Qu’attend-on du SIEL ?
23 février 2018
Fadwa Misk (375 articles)
Partager

Qu’attend-on du SIEL ?

La 24e édition du Salon international de l’édition et du livre se tient à la Foire internationale de Casablanca jusqu’au 18 février. Comme chaque année, l’événement fait son lot d’heureux et de dépités, avec quelques changements notés. Bilan.

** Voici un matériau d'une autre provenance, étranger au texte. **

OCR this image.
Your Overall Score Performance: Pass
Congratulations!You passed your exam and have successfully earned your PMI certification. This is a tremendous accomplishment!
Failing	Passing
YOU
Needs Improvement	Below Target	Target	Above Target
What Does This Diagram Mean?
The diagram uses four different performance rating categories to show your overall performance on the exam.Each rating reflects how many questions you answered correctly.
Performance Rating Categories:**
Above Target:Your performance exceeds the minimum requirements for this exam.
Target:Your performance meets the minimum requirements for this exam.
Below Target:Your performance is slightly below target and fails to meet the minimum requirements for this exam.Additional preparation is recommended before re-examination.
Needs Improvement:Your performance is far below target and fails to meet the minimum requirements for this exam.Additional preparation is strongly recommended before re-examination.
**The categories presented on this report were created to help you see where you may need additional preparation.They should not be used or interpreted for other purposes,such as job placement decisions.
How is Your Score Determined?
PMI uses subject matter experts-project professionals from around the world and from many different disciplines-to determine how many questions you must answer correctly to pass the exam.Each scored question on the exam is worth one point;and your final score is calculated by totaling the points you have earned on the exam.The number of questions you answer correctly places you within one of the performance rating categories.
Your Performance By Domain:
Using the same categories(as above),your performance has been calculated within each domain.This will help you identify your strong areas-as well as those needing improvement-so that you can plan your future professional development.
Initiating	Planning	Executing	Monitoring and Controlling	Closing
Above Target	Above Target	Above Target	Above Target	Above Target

Et de 24 pour l’événement annuel phare du livre et de la littérature. Le Salon international de l’édition et du livre continue sur son élan fédérateur des professionnels du livre, issus de tout bord. Renforcé, depuis deux ans, par la journée des professionnels de l’édition, l’événement tend à créer des ponts effectifs entre les différents acteurs concernés, en plus d’un programme important d’activités et de rencontres littéraires au profit du large public. Installé comme chaque année, au cœur de la Foire internationale de Casablanca, un tour dans les différents stands dévoile quelques différences et améliorations, quand d’autres aspects accusent des lacunes notables.

Capharnaüm

«C’est la foire !», s’écrie-t-on désespérément lorsque les foules envahissent le salon. Le grand espace de la Foire internationale de Casablanca ne serait pas propice aux salons du livre, selon les divers acteurs invités. Le bruit de fond, les problèmes de sonorisation, la signalisation précaire, le manque de communication autour des rencontres, les espaces de consommation alimentaire qui invitent davantage à la promenade qu’à la lecture… Tous ces petits soucis sont imputés à l’immensité de l’espace, alors que d’autres événements similaires s’en sortent très bien dans de pareils espaces.
Pour faciliter l’accès aux livres, le ministère de la culture offre la bonne surprise de chercher un titre sur la base de données des ouvrages disponibles pendant le SIEL. Excellente initiative qui n’a pas été menée jusqu’au bout, puisque l’on ne dit nulle part dans quel stand trouver le livre !

L’on pourrait se satisfaire globalement de la qualité de l’événement. Mais la comparaison avec le «Printemps des livres de Tanger» ou avec l’excellent Salon «Lettres du Maghreb» s’impose d’elle-même. En somme, une meilleure organisation de l’espace et des ressources pourrait changer la donne pour cet événement phare de l’année culturelle. Une privatisation de l’événement ne serait d’ailleurs pas inutile, car le besoin en ressources humaines spécialisées se ressent à plusieurs niveaux de l’organisation.

Un meilleur contrôle

Lorsqu’on a fait les précédentes éditions du SIEL, on remarque inéluctablement une différence de taille: la place accordée à une certaine «littérature» à fort penchant idéologique s’est rétrécie petit à petit. Au grand bonheur des professionnels de la littérature qui voyaient d’un mauvais œil le public se ruer sur des livres sur la sorcellerie, sur un courant extrémiste de l’islam, avec contenu misogyne et raciste, sur une médecine alternative erronée ou des manuels de développement personnel de bas de gamme. Aujourd’hui, un liseré fin de livres spirituels encercle le salon, avec un contenu plus ou moins épuré, probablement grâce à la surveillance des publications mises en vente.

Côté jeunesse, l’offre reste modeste, bien que les visites de classe et les particuliers en demandent. Les maisons d’édition marocaines Yomad et Yanbouê Al Kitab y sont présentes avec un contenu nouveau et original, aux côtés des livres importés aux prix modiques, mais sans grande valeur ajoutée. A noter, par contre, les livres de la Yamama Edition qui propose des adaptations pour enfants de «L’assommoir» de Zola, de «Le père Goriot» de Balzac, ou encore les versions arabes de «Othello» de Shakespeare et «Le procès» de Kafka.